«Боюсь, я должен сказать вам, что случилось неизбежное, — наконец произнес он, отвернувшись от окна, в которое он до этого угрюмо смотрел минут пятнадцать. — Нет необходимости напоминать о наших прискорбных финансовых обстоятельствах…»
Он сказал это, забыв о том, что напоминает нам ежедневно — иногда дважды в день — об истощающихся резервах. Букшоу принадлежал Харриет, и, когда она погибла, не оставив завещания (кто, в конце концов, мог представить, что человек, настолько полный жизни, как она, найдет свой конец на горе в далеком Тибете?), начались трудности. Вот уже десять лет отец обменивается учтивыми па «танца смерти», как он это называет, с серыми людьми из министерства налогов ее величества.
Тем не менее, невзирая на растущую кипу счетов на столике в вестибюле и несмотря на учащающиеся телефонные звонки с требованиями от хриплоголосых людей из Лондона, отец кое-как умудрялся сводить концы с концами.

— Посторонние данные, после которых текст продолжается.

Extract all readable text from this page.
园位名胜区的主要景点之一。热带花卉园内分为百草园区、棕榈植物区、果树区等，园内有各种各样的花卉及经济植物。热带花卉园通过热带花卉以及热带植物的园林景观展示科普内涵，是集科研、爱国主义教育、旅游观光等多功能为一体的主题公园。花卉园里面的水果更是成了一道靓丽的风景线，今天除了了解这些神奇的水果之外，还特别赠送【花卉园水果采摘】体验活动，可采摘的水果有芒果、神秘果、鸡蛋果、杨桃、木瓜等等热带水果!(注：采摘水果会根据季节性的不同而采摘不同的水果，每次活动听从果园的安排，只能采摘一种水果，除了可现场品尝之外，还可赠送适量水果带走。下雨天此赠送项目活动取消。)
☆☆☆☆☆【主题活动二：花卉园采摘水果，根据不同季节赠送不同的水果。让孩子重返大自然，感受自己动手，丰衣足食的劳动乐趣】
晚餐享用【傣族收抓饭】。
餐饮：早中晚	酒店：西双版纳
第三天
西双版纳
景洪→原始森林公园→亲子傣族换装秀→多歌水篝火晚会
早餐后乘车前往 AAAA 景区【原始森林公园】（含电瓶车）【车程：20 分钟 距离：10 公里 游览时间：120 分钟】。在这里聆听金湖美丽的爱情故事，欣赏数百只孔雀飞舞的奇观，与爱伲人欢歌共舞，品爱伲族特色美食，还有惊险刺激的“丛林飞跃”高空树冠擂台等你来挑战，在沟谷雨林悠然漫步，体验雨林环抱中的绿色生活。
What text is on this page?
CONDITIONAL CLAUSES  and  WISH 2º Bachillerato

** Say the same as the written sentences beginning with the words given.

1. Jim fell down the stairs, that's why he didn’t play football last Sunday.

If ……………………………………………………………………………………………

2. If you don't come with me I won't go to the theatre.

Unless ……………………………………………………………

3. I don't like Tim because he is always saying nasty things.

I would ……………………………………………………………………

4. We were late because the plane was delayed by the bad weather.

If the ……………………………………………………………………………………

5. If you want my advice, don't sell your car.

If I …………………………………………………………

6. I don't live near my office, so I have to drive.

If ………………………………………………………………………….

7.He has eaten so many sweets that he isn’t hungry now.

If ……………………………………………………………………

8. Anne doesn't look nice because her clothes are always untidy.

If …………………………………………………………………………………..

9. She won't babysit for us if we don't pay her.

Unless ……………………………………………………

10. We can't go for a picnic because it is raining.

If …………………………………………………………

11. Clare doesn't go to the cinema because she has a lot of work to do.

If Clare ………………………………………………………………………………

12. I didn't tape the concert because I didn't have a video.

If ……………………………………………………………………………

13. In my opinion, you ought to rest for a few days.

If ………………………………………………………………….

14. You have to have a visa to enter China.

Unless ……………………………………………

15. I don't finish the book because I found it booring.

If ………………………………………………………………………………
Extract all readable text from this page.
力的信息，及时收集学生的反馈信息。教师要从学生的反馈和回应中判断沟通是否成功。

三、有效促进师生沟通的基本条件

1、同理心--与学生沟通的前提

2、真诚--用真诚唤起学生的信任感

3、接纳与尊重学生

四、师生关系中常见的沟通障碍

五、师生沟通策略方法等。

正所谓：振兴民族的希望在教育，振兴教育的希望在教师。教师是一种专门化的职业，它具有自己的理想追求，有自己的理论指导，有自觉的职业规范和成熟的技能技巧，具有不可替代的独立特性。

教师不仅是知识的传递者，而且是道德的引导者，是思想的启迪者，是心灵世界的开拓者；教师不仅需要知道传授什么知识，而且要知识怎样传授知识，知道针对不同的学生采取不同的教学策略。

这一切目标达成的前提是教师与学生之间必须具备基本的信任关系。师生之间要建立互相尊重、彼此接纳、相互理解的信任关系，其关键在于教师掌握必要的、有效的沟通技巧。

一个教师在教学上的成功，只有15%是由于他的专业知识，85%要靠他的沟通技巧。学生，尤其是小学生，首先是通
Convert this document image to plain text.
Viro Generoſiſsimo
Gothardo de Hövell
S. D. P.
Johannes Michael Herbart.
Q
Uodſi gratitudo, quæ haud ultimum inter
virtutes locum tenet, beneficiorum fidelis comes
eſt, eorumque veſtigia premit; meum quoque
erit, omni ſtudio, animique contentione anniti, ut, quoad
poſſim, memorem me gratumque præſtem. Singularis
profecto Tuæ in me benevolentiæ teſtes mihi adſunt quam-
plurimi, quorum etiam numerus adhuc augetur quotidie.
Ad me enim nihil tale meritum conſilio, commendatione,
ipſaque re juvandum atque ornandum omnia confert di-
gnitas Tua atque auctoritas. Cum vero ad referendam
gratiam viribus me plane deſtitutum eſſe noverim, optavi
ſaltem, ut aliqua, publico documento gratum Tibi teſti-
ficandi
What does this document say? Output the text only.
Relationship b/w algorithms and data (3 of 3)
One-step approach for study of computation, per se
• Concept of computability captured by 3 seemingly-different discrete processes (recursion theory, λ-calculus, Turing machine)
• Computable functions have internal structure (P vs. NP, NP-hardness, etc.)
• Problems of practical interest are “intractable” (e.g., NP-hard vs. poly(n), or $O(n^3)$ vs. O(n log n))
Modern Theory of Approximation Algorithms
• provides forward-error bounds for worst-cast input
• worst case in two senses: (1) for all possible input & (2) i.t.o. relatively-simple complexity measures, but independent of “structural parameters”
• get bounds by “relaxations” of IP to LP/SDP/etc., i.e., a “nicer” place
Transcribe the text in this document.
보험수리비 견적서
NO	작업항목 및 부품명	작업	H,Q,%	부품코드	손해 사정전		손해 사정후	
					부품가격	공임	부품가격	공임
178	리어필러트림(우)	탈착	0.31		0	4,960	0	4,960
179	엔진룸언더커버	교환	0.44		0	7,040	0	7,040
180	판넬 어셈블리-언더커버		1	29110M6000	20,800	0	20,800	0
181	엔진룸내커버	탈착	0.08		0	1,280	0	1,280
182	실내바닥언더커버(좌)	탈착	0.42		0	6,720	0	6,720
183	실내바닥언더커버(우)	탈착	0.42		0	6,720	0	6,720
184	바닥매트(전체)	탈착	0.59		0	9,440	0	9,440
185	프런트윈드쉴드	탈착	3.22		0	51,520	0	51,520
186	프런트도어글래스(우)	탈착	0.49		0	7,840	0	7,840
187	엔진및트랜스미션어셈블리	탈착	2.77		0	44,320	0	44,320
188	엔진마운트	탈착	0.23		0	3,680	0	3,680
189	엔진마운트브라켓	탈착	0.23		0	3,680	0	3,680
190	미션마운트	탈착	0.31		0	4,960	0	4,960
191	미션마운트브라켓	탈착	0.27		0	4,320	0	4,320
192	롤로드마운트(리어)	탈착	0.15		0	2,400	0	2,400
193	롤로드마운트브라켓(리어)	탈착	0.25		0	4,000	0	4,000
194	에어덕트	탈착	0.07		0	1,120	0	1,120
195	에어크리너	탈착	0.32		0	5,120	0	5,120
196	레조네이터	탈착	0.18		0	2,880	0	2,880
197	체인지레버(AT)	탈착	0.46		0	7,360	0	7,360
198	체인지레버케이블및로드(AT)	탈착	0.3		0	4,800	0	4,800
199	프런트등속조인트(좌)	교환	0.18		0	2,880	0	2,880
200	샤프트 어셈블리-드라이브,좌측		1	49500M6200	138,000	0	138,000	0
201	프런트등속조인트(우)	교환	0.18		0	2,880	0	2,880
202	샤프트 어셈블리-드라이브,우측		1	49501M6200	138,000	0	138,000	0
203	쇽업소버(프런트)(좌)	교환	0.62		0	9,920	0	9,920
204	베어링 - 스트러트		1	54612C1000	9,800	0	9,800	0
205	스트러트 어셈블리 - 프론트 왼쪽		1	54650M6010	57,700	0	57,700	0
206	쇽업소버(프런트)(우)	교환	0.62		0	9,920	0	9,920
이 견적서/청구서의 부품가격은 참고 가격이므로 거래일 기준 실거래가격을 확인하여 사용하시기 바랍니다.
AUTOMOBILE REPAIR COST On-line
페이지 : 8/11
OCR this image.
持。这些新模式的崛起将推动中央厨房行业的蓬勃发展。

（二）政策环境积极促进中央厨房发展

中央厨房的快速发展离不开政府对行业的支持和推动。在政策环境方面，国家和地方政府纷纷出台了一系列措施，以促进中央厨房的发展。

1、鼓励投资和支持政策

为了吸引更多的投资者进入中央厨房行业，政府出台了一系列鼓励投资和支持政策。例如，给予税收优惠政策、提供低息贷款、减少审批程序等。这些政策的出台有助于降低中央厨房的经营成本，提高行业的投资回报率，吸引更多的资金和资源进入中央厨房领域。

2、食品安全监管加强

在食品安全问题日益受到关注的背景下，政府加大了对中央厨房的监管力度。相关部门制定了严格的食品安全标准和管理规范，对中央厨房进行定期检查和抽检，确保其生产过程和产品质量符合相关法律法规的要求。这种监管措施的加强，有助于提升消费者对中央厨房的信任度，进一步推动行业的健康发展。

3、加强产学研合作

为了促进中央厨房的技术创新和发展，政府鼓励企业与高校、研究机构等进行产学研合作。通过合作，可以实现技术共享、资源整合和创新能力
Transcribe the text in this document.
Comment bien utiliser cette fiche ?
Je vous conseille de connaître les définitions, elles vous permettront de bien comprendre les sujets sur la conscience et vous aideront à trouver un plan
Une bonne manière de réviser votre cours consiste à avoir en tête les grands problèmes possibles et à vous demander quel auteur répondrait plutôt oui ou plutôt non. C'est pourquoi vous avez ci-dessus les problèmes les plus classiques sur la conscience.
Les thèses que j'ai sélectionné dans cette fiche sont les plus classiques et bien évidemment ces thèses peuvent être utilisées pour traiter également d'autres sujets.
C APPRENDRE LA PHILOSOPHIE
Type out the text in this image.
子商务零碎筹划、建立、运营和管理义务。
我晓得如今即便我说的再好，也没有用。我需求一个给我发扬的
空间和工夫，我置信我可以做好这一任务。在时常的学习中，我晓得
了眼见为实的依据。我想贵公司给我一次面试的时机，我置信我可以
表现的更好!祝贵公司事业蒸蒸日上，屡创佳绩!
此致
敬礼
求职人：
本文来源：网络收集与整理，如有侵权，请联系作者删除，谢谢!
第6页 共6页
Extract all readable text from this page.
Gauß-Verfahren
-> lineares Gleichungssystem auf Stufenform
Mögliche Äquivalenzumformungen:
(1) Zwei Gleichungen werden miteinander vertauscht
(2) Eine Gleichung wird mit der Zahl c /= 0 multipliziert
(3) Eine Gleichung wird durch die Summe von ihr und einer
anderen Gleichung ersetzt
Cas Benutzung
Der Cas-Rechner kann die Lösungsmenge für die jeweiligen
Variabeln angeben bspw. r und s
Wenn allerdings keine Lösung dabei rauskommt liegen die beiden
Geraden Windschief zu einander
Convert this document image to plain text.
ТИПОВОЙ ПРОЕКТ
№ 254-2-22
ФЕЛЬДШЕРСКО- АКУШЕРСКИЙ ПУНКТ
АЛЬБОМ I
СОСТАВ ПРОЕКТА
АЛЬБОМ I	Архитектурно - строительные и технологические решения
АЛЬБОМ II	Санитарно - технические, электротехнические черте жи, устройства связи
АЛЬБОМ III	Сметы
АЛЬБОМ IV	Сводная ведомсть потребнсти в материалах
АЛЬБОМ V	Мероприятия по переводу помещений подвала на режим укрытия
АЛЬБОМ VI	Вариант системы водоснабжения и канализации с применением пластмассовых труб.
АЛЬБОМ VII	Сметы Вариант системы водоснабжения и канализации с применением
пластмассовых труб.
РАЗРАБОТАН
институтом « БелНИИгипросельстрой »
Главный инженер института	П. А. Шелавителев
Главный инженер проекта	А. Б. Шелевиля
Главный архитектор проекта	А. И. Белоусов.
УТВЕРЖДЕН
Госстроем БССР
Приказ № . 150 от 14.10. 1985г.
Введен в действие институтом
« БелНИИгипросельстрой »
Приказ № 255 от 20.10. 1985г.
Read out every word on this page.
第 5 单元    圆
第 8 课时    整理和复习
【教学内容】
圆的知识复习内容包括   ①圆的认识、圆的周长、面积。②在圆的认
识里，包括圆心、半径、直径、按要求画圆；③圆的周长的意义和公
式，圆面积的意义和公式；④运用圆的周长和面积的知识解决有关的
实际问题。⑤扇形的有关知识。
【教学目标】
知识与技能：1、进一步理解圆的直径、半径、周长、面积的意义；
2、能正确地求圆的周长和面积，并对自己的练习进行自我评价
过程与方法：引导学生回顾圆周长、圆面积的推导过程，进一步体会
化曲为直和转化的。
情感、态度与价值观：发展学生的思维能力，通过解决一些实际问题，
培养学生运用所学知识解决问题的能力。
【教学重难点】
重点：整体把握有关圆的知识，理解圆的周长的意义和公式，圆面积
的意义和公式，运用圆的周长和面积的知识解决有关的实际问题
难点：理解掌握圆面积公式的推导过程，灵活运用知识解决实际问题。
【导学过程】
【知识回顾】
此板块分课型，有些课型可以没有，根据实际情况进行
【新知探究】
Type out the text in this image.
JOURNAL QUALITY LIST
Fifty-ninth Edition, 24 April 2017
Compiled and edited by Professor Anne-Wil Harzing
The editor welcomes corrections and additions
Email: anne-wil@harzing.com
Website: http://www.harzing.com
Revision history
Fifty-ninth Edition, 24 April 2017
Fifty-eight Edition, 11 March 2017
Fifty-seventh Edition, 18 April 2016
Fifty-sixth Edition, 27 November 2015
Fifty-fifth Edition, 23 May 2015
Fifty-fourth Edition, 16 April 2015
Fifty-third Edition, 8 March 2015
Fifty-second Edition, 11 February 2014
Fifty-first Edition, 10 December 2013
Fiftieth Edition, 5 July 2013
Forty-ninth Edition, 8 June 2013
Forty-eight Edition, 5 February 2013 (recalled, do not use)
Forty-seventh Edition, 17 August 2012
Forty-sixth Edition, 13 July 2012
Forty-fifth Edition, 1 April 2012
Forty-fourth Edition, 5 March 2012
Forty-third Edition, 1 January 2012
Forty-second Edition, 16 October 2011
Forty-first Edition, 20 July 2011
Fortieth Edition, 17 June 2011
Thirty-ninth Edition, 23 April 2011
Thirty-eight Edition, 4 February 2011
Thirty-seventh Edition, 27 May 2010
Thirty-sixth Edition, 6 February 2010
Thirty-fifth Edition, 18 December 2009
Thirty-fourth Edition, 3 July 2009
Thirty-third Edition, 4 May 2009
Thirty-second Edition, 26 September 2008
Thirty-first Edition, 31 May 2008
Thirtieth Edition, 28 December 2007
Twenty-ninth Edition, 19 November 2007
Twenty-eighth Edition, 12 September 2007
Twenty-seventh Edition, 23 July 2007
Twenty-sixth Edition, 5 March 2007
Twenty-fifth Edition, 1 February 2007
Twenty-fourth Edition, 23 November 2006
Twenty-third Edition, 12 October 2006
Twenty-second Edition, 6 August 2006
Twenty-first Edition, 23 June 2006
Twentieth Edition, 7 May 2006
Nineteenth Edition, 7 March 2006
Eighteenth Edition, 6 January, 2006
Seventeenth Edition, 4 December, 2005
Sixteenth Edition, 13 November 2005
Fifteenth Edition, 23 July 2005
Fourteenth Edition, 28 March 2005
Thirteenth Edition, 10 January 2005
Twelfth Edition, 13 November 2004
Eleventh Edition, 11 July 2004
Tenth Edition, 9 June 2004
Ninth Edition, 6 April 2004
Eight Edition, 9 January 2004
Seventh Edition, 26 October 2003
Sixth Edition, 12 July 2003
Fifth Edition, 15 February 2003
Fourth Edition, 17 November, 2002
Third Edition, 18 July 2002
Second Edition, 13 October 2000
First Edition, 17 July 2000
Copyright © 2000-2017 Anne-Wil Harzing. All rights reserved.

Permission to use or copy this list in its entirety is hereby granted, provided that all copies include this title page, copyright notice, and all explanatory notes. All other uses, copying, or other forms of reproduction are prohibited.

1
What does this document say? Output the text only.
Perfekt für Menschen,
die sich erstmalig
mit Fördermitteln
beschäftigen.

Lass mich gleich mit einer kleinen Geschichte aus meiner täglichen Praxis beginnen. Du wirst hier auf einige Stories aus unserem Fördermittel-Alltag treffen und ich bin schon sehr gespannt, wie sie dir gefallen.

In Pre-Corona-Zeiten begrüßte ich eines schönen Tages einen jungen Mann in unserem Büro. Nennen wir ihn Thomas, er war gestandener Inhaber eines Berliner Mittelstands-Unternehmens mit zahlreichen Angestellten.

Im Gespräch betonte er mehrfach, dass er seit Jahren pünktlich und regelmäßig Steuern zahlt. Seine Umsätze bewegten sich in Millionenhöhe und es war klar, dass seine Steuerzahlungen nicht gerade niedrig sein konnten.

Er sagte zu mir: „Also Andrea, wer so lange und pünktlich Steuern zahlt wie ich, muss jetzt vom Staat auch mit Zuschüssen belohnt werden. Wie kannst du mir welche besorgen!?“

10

Как-то раз, из-за его фобии по отношению к «инструменту», как он именовал телефон, я сама ответила на один такой звонок, и это оказалось довольно забавно, потому что я притворилась, что не говорю по-английски.
Когда телефон снова зазвонил через минуту, я схватила трубку и начала елозить пальцем по трубке.
«Алло! — кричала я. — Алло! Алло! Извините, не слышу вас. Ужасная связь. Перезвоните позже».
В третий раз я сняла трубку и плюнула в микрофон, который сразу же затрещал.
«Пожар, — произнесла я слабым монотонным голосом. — Дом в огне… стены и пол… Боюсь, я должна положить трубку. Простите, но пожарники разбивают окна».
Сборщик налогов больше не перезванивал.
«Мои встречи в комитете по земельным делам, — продолжал отец, — ни к чему не привели. Все кончено».
«Но тетушка Фелисити! — запротестовала Даффи. — Наверняка тетушка Фелисити…»
«Ваша тетушка Фелисити не имеет ни средств, ни намерения облегчить ситуацию. Боюсь, она…»
«Приезжает на Рождество, — перебила Даффи. — Можно спросить у нее, когда она будет тут!»
«Нет, — печально ответил отец, покачивая головой. — Все способы оказались неудачными. Танец кончен. В результате я был вынужден отдать Букшоу…»
У меня перехватило дыхание.
Фели подалась вперед, нахмурив брови. Она грызла ноготь — неслыханная вещь для такой тщеславной штучки.
Даффи смотрела из-под полуопущенных век, непроницаемая, как всегда.
«…киностудии, — продолжил отец. — Они приедут за неделю до Рождества и будут распоряжаться здесь, пока не закончат съемки».
«Но как насчет нас? — спросила Даффи. — Что будет с нами?»
«Нам позволено остаться в наших владениях, — ответил отец, — при условии, что мы будем держаться своих комнат и никоим образом не вмешиваться в работу кинокомпании. Прошу прощения, но это лучшие условия, на которых я смог договориться. В обмен мы получим достаточное вознаграждение, чтобы продержаться на плаву — во всяком случае до следующего Женского дня».
Мне следовало предполагать что-то подобное. Всего пару месяцев назад нас навестила пара молодых людей в шарфах и фланелевых костюмах, которые провели два дня, фотографируя Букшоу под всеми мыслимыми углами, снаружи и внутри. Они звались Невилль и Чарли, и отец был крайне туманен насчет их намерений. Предположив, что это просто очередное фото в «Сельскую жизнь», я выбросила произошедшее из головы.
Отец снова повернулся к окну и устремил взгляд на свои злосчастные владения.